If either SSD or HDD fails , you lose all data.
So you have 2 times the risk of data loss compared to a normal use of a HDD/SSD.
I know this , and most people know here aswell.
But most computer users don't.
And if they dont have a backup , they're crewed.
I picked up a Samsung 830 256GB last week for 1500 SEK, which translated to USD minus VAT would be something like 170 bucks. Samsung 830 is the exact same 256GB SSD that Apple will put in the iMac (the current one, not the razor thin one that's out in December) if you ask them to, but they want 6000 SEK for it. Last time I checked, 4x1500 = 6000. Pretty much all their RAM and storage options cost 3x or 4x the aftermarket price. This wasn't a problem before, more like a source for a good laugh or two, but now that they've started using proprietary SSD and RAM in laptops it's only a question of time before they start doing that on iMac (to make it even thinner than the new razor thin one), and then we HAVE to pay for their comically overpriced options if we want to go beyond the baseline config.What's 4 times the street price ?

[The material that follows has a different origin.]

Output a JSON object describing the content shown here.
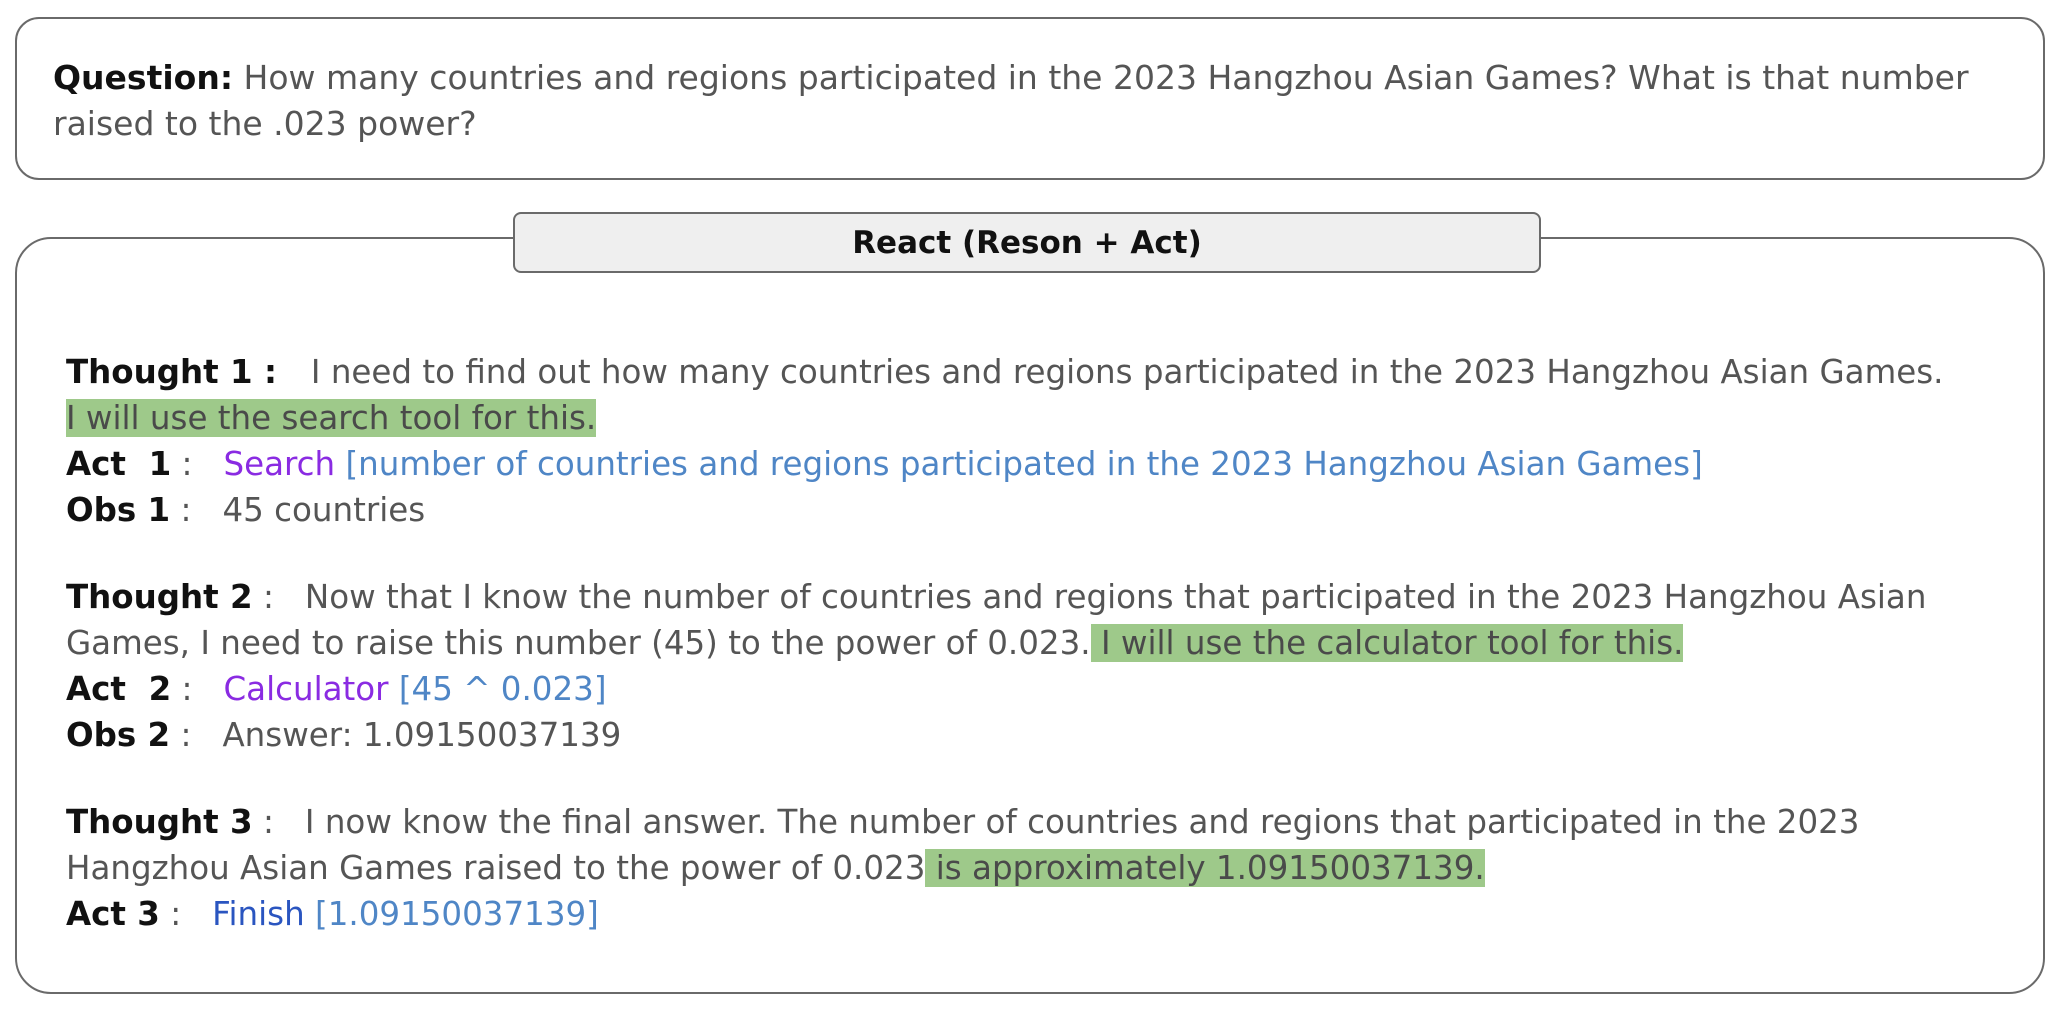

Or PR BS, suit yourself.That's not FUD. FUD stands for Fear, Uncertainty and Doubt. Why would Apple use FUD on itself ?
Of course you won't magically get 250GB out of 128GB of SSD. The gain would be calculated based on all your use cases averaged out. Some of your iPhoto access will be faster, some will remain HDD speed. After you close iPhoto and use other apps, the behavior will change again. Frequently used system files will also likely be on the SSD. So the speedup may be there already.
You claim consumer grade SSD is more reliable and has more write cycles? Anything to back that up?Not really.

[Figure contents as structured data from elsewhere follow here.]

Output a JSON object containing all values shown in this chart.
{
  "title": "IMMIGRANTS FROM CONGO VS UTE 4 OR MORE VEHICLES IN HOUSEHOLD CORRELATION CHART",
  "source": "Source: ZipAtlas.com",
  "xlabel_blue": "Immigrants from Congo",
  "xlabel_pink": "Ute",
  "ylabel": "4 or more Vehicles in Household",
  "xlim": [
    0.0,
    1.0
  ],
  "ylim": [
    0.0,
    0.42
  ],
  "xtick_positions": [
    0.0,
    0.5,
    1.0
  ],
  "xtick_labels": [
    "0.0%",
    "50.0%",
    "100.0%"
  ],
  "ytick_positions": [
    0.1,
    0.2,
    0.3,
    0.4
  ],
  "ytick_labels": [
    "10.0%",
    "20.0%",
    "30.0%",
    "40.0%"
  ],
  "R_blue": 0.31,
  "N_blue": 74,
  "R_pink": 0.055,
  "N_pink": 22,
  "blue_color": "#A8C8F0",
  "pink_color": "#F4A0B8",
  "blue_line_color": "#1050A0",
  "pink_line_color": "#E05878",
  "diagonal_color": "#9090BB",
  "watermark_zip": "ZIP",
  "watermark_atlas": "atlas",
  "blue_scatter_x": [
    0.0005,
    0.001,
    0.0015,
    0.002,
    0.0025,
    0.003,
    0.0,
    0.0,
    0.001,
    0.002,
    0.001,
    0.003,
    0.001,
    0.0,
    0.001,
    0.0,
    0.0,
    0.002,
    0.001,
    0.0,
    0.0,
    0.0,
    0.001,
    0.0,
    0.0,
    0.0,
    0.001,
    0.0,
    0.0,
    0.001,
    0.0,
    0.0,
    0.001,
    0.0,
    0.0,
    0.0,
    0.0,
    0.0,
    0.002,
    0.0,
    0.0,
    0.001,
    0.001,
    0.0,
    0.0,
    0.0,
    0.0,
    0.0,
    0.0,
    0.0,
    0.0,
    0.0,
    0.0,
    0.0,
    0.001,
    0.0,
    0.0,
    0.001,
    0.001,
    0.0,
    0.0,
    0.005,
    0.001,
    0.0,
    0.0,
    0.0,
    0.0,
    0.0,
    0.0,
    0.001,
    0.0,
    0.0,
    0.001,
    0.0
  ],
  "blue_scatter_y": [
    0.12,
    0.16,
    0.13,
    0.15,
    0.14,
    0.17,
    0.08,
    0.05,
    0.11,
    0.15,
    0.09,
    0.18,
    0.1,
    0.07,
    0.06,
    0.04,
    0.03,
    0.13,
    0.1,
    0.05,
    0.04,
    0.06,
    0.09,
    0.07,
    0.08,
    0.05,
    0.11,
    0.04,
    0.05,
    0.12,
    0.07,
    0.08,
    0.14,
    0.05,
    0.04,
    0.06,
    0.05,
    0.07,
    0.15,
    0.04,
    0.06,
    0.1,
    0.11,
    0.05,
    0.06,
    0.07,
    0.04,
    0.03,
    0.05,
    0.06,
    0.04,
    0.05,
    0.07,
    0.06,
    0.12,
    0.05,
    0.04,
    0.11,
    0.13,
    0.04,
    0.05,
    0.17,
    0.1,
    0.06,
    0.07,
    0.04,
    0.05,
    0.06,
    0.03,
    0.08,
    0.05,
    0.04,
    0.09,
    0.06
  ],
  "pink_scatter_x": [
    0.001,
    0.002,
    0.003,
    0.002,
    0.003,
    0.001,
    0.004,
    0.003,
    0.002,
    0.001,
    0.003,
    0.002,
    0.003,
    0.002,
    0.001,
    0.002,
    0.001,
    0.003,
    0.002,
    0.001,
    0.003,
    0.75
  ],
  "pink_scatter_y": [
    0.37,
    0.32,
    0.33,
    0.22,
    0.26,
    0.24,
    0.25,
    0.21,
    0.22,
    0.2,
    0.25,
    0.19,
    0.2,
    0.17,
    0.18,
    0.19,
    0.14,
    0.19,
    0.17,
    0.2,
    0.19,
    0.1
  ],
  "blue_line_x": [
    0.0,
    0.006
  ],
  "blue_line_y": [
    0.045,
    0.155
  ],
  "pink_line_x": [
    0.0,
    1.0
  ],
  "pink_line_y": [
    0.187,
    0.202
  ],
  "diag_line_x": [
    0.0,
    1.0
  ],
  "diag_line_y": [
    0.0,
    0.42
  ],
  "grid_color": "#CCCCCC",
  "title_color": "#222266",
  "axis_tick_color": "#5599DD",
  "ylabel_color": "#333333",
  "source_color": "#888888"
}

That's not what 'Fusion drive' is. The new iMacs and Mac Minis have a place for both a 'blade' style SSD (like the Air and RMBP) as well as a standard hard drive. The 'Fusion' is just hardware that manages those two drives to work together seamlessly.
But is this really innovation or repackaging, which is what Apple does the best? For example, I have had a "Fusion drive" in my 2012 Mac Mini for months now. I added in a 128gb SSD, which I use as my boot drive plus applications and use the existing drive for media. Is it innovation for Apple to do what customers have already been doing for over a year? The only thing different is that the Fusion drive is seen as 1 solidity drive, rather than 2, making it more user friendly (again, what Apple does the best).

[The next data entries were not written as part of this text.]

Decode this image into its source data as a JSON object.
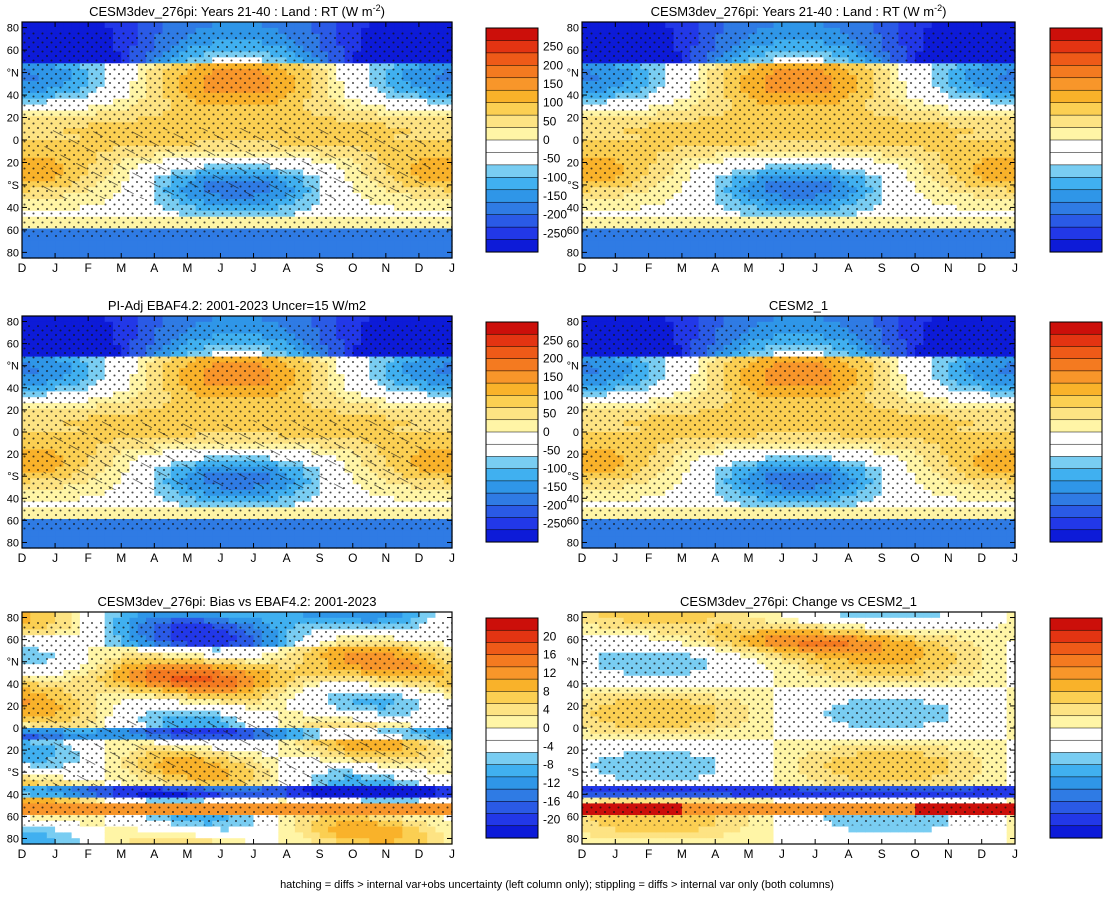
{
  "footer": "hatching = diffs > internal var+obs uncertainty (left column only); stippling = diffs > internal var only (both columns)",
  "months": [
    "D",
    "J",
    "F",
    "M",
    "A",
    "M",
    "J",
    "J",
    "A",
    "S",
    "O",
    "N",
    "D",
    "J"
  ],
  "lat_ticks": [
    "80",
    "60",
    "°N",
    "40",
    "20",
    "0",
    "20",
    "°S",
    "40",
    "60",
    "80"
  ],
  "chart_data": [
    {
      "type": "heatmap",
      "title": "CESM3dev_276pi: Years 21-40 : Land : RT (W m-2)",
      "title_main": "CESM3dev_276pi: Years 21-40 : Land : RT (W m",
      "title_sup": "-2",
      "title_end": ")",
      "x_categories": [
        "D",
        "J",
        "F",
        "M",
        "A",
        "M",
        "J",
        "J",
        "A",
        "S",
        "O",
        "N",
        "D",
        "J"
      ],
      "y_ticks": [
        "80",
        "60",
        "°N",
        "40",
        "20",
        "0",
        "20",
        "°S",
        "40",
        "60",
        "80"
      ],
      "colorbar": {
        "levels": [
          250,
          200,
          150,
          100,
          50,
          0,
          -50,
          -100,
          -150,
          -200,
          -250
        ]
      },
      "hatching": true,
      "stippling": true,
      "field": "full"
    },
    {
      "type": "heatmap",
      "title": "CESM3dev_276pi: Years 21-40 : Land : RT (W m-2)",
      "title_main": "CESM3dev_276pi: Years 21-40 : Land : RT (W m",
      "title_sup": "-2",
      "title_end": ")",
      "x_categories": [
        "D",
        "J",
        "F",
        "M",
        "A",
        "M",
        "J",
        "J",
        "A",
        "S",
        "O",
        "N",
        "D",
        "J"
      ],
      "y_ticks": [
        "80",
        "60",
        "°N",
        "40",
        "20",
        "0",
        "20",
        "°S",
        "40",
        "60",
        "80"
      ],
      "colorbar": {
        "levels": [
          250,
          200,
          150,
          100,
          50,
          0,
          -50,
          -100,
          -150,
          -200,
          -250
        ]
      },
      "hatching": false,
      "stippling": true,
      "field": "full"
    },
    {
      "type": "heatmap",
      "title": "PI-Adj EBAF4.2: 2001-2023 Uncer=15 W/m2",
      "title_main": "PI-Adj EBAF4.2: 2001-2023 Uncer=15 W/m2",
      "title_sup": "",
      "title_end": "",
      "x_categories": [
        "D",
        "J",
        "F",
        "M",
        "A",
        "M",
        "J",
        "J",
        "A",
        "S",
        "O",
        "N",
        "D",
        "J"
      ],
      "y_ticks": [
        "80",
        "60",
        "°N",
        "40",
        "20",
        "0",
        "20",
        "°S",
        "40",
        "60",
        "80"
      ],
      "colorbar": {
        "levels": [
          250,
          200,
          150,
          100,
          50,
          0,
          -50,
          -100,
          -150,
          -200,
          -250
        ]
      },
      "hatching": true,
      "stippling": true,
      "field": "full"
    },
    {
      "type": "heatmap",
      "title": "CESM2_1",
      "title_main": "CESM2_1",
      "title_sup": "",
      "title_end": "",
      "x_categories": [
        "D",
        "J",
        "F",
        "M",
        "A",
        "M",
        "J",
        "J",
        "A",
        "S",
        "O",
        "N",
        "D",
        "J"
      ],
      "y_ticks": [
        "80",
        "60",
        "°N",
        "40",
        "20",
        "0",
        "20",
        "°S",
        "40",
        "60",
        "80"
      ],
      "colorbar": {
        "levels": [
          250,
          200,
          150,
          100,
          50,
          0,
          -50,
          -100,
          -150,
          -200,
          -250
        ]
      },
      "hatching": false,
      "stippling": true,
      "field": "full"
    },
    {
      "type": "heatmap",
      "title": "CESM3dev_276pi: Bias vs EBAF4.2: 2001-2023",
      "title_main": "CESM3dev_276pi: Bias vs EBAF4.2: 2001-2023",
      "title_sup": "",
      "title_end": "",
      "x_categories": [
        "D",
        "J",
        "F",
        "M",
        "A",
        "M",
        "J",
        "J",
        "A",
        "S",
        "O",
        "N",
        "D",
        "J"
      ],
      "y_ticks": [
        "80",
        "60",
        "°N",
        "40",
        "20",
        "0",
        "20",
        "°S",
        "40",
        "60",
        "80"
      ],
      "colorbar": {
        "levels": [
          20,
          16,
          12,
          8,
          4,
          0,
          -4,
          -8,
          -12,
          -16,
          -20
        ]
      },
      "hatching": true,
      "stippling": true,
      "field": "bias"
    },
    {
      "type": "heatmap",
      "title": "CESM3dev_276pi: Change vs CESM2_1",
      "title_main": "CESM3dev_276pi: Change vs CESM2_1",
      "title_sup": "",
      "title_end": "",
      "x_categories": [
        "D",
        "J",
        "F",
        "M",
        "A",
        "M",
        "J",
        "J",
        "A",
        "S",
        "O",
        "N",
        "D",
        "J"
      ],
      "y_ticks": [
        "80",
        "60",
        "°N",
        "40",
        "20",
        "0",
        "20",
        "°S",
        "40",
        "60",
        "80"
      ],
      "colorbar": {
        "levels": [
          20,
          16,
          12,
          8,
          4,
          0,
          -4,
          -8,
          -12,
          -16,
          -20
        ]
      },
      "hatching": false,
      "stippling": true,
      "field": "change"
    }
  ],
  "colors": {
    "scale": [
      "#0d1bd8",
      "#2238e8",
      "#2a5ae6",
      "#2f7be4",
      "#2f96e8",
      "#40b0f0",
      "#79cdf2",
      "#ffffff",
      "#ffffff",
      "#fff5a6",
      "#fde383",
      "#fbcf52",
      "#f9b22a",
      "#f8962a",
      "#f47a20",
      "#ee5a18",
      "#e33412",
      "#cc0f0a"
    ]
  }
}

Like you said: "No prices have been announced, ..."
So save your whining until they have been announced. M'kay?
I picked up a Samsung 830 256GB last week for 1500 SEK, which translated to USD minus VAT would be something like 170 bucks. Samsung 830 is the exact same 256GB SSD that Apple will put in the iMac (the current one, not the razor thin one that's out in December) if you ask them to, but they want 6000 SEK for it. Last time I checked, 4x1500 = 6000. Pretty much all their RAM and storage options cost 3x or 4x the aftermarket price. This wasn't a problem before, more like a source for a good laugh or two, but now that they've started using proprietary SSD and RAM in laptops it's only a question of time before they start doing that on iMac (to make it even thinner than the new razor thin one), and then we HAVE to pay for their comically overpriced options if we want to go beyond the baseline config.